Application and Value in Industrial and Research Settings
This material goes to work as a staple in making advanced pharmaceuticals, specialty polymers, and agrochemicals. The reliable functional group placement accomplishes tasks from cross-coupling with transition metals to serving as an intermediate for more complex molecular architectures. Research labs value such building blocks not just for their immediate reactivity but for the options they open in route design and product optimization. In industrial practice, precise and verified specifications allow batch scaling with fewer failed runs, saving time and resources. Reliable access to high-purity 1-Bromo-4-Tert-Butylbenzene supports faster development cycles and enables companies to bring innovative materials into play, which ripples through end-user markets that rely on cutting-edge chemistry for improved products and medicines.

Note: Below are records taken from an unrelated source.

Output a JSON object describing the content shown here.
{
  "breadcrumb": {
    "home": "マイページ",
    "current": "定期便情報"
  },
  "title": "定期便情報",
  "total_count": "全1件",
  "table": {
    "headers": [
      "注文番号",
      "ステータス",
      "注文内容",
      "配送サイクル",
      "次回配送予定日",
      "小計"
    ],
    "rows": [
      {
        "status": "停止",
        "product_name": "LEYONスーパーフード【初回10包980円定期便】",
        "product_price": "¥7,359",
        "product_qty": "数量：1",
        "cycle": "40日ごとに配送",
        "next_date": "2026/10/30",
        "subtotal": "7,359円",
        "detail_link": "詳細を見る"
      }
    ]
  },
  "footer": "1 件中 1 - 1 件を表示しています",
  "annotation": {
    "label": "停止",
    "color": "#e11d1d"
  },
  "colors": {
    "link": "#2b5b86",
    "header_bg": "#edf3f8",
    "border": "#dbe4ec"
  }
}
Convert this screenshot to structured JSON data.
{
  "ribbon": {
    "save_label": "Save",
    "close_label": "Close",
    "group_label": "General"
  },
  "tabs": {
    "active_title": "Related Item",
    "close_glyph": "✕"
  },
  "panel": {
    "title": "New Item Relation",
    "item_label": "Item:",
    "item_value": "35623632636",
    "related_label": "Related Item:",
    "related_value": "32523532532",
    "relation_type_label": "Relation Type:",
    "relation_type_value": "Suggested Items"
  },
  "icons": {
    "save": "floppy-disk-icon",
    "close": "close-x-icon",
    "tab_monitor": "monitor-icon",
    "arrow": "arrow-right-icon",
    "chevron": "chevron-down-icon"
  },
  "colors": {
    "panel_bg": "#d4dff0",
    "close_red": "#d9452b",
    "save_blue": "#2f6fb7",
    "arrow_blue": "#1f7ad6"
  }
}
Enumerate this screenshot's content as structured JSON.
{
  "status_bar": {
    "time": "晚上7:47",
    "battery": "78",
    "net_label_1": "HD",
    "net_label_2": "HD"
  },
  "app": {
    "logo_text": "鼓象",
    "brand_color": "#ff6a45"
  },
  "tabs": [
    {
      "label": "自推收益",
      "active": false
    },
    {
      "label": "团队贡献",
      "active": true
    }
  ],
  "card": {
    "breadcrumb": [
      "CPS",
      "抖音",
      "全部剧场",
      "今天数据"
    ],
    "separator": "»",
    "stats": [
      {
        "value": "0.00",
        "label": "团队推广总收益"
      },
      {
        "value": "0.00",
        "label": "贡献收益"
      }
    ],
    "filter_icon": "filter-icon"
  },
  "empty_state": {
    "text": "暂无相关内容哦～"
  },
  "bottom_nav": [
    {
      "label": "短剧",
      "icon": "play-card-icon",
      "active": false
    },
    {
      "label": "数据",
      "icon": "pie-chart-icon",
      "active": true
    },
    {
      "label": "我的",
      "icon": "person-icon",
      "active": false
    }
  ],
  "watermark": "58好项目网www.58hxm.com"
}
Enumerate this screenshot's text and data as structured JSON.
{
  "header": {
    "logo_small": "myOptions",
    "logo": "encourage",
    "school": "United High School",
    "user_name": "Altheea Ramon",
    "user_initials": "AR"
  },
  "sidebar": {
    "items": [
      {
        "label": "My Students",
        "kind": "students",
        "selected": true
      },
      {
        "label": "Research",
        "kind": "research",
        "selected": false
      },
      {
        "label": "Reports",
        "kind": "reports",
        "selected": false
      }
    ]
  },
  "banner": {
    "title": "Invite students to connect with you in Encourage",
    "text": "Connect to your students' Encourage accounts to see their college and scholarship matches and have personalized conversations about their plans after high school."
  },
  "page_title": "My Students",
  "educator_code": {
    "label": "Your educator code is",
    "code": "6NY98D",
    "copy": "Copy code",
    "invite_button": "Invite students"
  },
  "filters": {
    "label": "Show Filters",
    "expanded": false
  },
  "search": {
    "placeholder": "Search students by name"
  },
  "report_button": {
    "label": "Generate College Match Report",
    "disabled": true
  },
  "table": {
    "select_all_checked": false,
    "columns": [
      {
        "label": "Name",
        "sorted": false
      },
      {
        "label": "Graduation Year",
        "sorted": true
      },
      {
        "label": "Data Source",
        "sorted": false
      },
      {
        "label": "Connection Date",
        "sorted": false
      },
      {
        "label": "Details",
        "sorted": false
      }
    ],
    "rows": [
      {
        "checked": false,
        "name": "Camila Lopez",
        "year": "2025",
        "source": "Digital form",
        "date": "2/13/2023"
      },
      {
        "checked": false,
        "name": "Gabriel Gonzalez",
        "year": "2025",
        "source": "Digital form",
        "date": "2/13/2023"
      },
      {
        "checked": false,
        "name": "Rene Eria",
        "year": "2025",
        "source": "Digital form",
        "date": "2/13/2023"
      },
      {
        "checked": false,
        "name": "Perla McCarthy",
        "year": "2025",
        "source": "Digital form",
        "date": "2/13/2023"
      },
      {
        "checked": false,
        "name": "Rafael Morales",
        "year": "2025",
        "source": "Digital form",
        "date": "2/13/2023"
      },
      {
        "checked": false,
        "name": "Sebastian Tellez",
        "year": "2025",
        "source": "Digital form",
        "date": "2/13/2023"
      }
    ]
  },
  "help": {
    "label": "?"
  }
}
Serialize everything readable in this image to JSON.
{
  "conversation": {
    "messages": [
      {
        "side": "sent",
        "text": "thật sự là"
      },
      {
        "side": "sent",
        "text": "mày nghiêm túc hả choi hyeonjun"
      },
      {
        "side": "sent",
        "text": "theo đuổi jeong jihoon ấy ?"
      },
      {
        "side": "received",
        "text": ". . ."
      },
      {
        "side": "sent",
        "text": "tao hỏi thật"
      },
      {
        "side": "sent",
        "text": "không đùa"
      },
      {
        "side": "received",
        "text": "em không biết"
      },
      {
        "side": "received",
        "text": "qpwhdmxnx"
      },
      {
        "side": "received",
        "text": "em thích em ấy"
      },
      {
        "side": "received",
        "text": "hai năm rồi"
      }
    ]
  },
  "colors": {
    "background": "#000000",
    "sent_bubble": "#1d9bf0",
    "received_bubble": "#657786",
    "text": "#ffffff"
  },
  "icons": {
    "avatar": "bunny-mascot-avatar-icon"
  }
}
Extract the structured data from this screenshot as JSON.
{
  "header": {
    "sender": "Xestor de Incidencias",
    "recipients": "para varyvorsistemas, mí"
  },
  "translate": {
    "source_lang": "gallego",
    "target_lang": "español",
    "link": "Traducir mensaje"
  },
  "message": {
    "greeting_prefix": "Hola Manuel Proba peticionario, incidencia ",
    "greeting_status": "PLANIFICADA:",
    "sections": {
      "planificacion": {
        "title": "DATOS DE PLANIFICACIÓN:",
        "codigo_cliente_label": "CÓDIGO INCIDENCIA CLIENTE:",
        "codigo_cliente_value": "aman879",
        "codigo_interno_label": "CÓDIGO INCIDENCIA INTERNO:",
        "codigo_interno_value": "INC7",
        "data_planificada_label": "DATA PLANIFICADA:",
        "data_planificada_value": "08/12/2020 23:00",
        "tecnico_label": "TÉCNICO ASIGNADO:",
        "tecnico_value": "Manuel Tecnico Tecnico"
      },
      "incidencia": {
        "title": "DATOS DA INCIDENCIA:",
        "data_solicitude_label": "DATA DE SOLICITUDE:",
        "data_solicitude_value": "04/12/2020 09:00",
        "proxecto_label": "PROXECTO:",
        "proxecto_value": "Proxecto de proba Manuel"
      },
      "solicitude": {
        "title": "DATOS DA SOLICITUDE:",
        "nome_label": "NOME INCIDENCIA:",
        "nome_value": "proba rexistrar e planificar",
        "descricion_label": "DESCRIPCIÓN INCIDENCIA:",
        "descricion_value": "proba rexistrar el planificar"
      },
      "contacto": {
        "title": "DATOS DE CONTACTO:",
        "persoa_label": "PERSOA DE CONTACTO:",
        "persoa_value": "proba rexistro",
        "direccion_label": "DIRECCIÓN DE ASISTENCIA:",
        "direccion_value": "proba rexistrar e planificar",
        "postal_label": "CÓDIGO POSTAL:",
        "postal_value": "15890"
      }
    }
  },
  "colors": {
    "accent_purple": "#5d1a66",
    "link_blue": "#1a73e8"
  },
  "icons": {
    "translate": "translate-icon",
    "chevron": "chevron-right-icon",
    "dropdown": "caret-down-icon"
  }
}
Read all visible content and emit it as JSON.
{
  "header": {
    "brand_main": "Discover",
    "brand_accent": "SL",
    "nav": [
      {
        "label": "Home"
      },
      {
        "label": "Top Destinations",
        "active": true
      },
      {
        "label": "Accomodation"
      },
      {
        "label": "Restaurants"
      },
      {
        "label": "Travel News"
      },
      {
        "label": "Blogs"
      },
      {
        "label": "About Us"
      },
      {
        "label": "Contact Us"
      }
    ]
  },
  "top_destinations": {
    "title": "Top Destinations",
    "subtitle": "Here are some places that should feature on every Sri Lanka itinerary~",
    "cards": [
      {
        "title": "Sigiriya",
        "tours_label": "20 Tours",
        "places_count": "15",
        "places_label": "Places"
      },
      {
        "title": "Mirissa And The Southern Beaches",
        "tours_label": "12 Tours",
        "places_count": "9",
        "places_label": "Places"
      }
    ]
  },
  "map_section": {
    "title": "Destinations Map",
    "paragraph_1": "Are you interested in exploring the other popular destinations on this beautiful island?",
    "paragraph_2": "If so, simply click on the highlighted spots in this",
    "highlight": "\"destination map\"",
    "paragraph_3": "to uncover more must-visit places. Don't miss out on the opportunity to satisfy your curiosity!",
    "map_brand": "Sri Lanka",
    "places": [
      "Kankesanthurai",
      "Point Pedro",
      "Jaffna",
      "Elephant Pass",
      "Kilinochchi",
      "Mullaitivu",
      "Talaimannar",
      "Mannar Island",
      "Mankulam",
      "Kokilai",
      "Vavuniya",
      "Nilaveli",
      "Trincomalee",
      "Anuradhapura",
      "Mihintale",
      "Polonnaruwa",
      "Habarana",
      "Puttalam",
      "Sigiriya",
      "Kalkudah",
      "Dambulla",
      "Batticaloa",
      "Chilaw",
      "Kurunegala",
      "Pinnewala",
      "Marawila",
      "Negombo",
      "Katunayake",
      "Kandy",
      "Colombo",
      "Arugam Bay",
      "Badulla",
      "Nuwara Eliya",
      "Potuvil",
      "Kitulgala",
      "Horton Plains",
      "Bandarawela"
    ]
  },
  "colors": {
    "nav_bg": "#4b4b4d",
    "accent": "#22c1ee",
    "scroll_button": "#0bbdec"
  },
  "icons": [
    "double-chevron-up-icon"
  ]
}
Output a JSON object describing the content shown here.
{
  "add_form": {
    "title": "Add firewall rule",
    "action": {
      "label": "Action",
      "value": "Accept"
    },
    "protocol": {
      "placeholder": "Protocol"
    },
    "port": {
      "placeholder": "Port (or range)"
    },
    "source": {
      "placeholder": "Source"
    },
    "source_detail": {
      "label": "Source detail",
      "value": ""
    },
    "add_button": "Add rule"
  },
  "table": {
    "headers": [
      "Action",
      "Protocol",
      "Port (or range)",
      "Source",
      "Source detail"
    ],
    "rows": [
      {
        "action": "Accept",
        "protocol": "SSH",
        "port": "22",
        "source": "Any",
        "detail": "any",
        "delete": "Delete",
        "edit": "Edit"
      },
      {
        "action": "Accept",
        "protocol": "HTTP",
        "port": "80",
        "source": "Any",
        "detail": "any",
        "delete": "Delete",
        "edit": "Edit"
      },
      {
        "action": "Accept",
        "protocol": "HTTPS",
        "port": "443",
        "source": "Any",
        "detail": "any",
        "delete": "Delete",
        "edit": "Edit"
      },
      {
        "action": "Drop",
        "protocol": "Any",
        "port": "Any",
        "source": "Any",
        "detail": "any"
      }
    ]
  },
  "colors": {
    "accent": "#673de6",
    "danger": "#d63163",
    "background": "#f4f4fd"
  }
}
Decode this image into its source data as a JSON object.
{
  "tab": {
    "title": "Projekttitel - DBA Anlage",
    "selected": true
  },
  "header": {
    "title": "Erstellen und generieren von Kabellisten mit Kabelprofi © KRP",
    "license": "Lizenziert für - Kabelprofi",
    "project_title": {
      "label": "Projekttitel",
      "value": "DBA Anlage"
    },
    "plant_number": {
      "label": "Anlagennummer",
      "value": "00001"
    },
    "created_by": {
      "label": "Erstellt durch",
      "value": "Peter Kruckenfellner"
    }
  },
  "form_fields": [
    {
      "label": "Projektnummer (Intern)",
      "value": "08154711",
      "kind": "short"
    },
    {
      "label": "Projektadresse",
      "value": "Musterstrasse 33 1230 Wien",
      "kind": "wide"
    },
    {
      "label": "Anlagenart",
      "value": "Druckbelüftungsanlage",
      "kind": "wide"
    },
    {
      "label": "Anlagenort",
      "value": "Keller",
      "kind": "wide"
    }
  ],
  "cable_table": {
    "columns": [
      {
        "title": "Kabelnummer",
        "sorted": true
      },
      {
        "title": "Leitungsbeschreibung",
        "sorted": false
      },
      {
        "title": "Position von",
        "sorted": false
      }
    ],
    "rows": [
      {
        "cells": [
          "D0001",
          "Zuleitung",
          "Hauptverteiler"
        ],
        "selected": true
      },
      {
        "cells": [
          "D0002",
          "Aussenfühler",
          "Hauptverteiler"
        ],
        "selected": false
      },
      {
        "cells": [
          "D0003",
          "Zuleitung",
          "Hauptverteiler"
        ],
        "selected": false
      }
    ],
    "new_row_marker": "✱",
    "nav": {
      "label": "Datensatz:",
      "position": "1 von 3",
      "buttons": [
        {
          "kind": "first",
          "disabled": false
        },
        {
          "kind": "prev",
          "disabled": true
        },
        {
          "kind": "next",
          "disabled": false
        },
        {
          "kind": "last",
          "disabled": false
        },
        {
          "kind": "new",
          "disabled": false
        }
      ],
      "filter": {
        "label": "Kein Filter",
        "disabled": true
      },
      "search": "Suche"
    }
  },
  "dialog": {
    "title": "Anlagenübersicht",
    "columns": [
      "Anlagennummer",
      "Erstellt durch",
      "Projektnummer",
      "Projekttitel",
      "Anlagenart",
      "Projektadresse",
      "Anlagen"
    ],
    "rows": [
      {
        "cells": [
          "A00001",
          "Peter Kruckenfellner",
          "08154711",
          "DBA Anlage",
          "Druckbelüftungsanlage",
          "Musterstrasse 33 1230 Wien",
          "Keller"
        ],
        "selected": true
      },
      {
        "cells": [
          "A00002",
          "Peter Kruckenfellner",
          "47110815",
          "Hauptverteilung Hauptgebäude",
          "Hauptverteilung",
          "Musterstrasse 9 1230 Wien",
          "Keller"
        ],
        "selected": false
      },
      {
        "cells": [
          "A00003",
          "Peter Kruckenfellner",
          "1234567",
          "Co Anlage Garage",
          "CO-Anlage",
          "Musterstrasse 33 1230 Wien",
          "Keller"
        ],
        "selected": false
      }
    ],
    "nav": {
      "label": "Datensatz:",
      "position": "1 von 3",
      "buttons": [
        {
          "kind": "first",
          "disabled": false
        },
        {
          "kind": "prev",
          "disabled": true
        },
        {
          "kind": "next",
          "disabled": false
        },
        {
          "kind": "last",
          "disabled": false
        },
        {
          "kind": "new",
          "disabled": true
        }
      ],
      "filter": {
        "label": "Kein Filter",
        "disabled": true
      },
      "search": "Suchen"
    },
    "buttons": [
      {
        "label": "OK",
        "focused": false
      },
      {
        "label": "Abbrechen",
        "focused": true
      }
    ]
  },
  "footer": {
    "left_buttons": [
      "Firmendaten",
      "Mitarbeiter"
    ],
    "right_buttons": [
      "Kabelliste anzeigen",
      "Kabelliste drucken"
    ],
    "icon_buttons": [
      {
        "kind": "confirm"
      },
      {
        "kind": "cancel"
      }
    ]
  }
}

Molecular and Analytical Details
Molecular analysis often reveals high-quality single crystals, which allow for studies via X-ray crystallography—important for confirming the integrity of synthesized batches. The molecular arrangement resists unwanted side reactions due to the steric shielding from the tert-butyl group, reducing by-products in many catalytic transformations. Clear spectral signatures in NMR and IR facilitate easy tracking in both routine quality assurance and research-level studies, further supporting traceability from raw material shipment through to final product approval. Every batch, carefully checked against detailed standards, adds layers of confidence for both researchers and scale-up professionals, a factor that should never be underestimated when timelines and downstream costs hang in the balance.